Elon Musk, miliarder znany z innowacyjnych przedsięwzięć takich jak Tesla i SpaceX, jest również kontrowersyjną postacią, często krytykowaną za swoje wypowiedzi w mediach społecznościowych. Vivek Ramaswamy, były kandydat na prezydenta i biznesmen, również słynie z radykalnych poglądów na temat ograniczenia roli państwa.
Marco Rubio jako Sekretarz Stanu: polityka wobec Chin i Tajwanu
Marco Rubio, senator z Florydy, został nominowany na stanowisko Sekretarza Stanu. Jego nominacja została przyjęta z uznaniem zarówno wśród Republikanów, jak i Demokratów. Rubio jest znany z twardego stanowiska wobec Chin i poparcia dla dozbrajania Tajwanu. W przeszłości otwarcie krytykował chińskie władze za prześladowanie Ujgurów w prowincji Sinciang.
Rubio może stać się pierwszym Sekretarzem Stanu objętym sankcjami ze strony Chin, co praktycznie uniemożliwiłoby mu wizytę w tym kraju.
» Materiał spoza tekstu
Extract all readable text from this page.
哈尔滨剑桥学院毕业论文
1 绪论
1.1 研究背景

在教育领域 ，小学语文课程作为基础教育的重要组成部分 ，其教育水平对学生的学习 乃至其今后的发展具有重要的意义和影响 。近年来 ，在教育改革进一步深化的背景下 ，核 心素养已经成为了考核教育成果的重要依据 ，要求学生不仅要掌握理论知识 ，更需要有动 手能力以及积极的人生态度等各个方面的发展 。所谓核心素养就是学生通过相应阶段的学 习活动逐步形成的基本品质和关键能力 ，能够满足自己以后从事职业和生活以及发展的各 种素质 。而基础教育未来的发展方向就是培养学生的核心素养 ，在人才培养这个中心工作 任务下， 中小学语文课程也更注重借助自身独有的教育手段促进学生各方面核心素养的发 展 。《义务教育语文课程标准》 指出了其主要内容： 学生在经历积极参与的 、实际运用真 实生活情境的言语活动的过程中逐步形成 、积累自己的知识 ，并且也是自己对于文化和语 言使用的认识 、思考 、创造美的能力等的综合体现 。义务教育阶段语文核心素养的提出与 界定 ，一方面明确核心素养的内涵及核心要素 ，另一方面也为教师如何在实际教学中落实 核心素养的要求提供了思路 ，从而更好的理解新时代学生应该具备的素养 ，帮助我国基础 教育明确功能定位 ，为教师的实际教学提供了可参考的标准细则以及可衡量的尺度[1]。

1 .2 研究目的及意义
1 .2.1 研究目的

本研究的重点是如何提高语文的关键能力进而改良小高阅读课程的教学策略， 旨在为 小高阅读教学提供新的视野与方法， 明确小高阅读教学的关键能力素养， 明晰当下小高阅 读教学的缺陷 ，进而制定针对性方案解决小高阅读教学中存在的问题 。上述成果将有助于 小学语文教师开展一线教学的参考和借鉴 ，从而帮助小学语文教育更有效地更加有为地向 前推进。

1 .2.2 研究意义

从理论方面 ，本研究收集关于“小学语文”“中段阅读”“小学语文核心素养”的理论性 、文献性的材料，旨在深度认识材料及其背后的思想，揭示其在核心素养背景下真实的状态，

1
Jego nominacja sugeruje, iż administracja Trumpa będzie kontynuować twardą politykę wobec Chin, szczególnie w kontekście wzrostu napięć na Morzu Południowochińskim.
John Ratcliffe jako szef CIA: powrót do upolitycznionego wywiadu?
Nominacja Johna Ratcliffe’a na stanowisko szefa Centralnej Agencji Wywiadowczej (CIA) wywołuje obawy o możliwe upolitycznienie agencji. Ratcliffe, były Dyrektor Wywiadu Narodowego, był krytykowany za selektywne publikowanie informacji wywiadowczych, które miały wspierać narrację Trumpa.
Powrót Ratcliffe’a do CIA może oznaczać zwiększenie nacisku na wywiad w celu realizacji celów politycznych, co może osłabić zaufanie do neutralności i niezależności agencji.
Donald Trump postawił na osoby, które są lojalne wobec niego, często pomijając tradycyjne kryteria takie jak doświadczenie zawodowe. Taki skład gabinetu może oznaczać zwiększenie konfrontacyjności w polityce wewnętrznej i zagranicznej USA. Wielu nominowanych może napotkać trudności podczas procesu zatwierdzania przez Senat, co zapowiada burzliwy początek nowej administracji.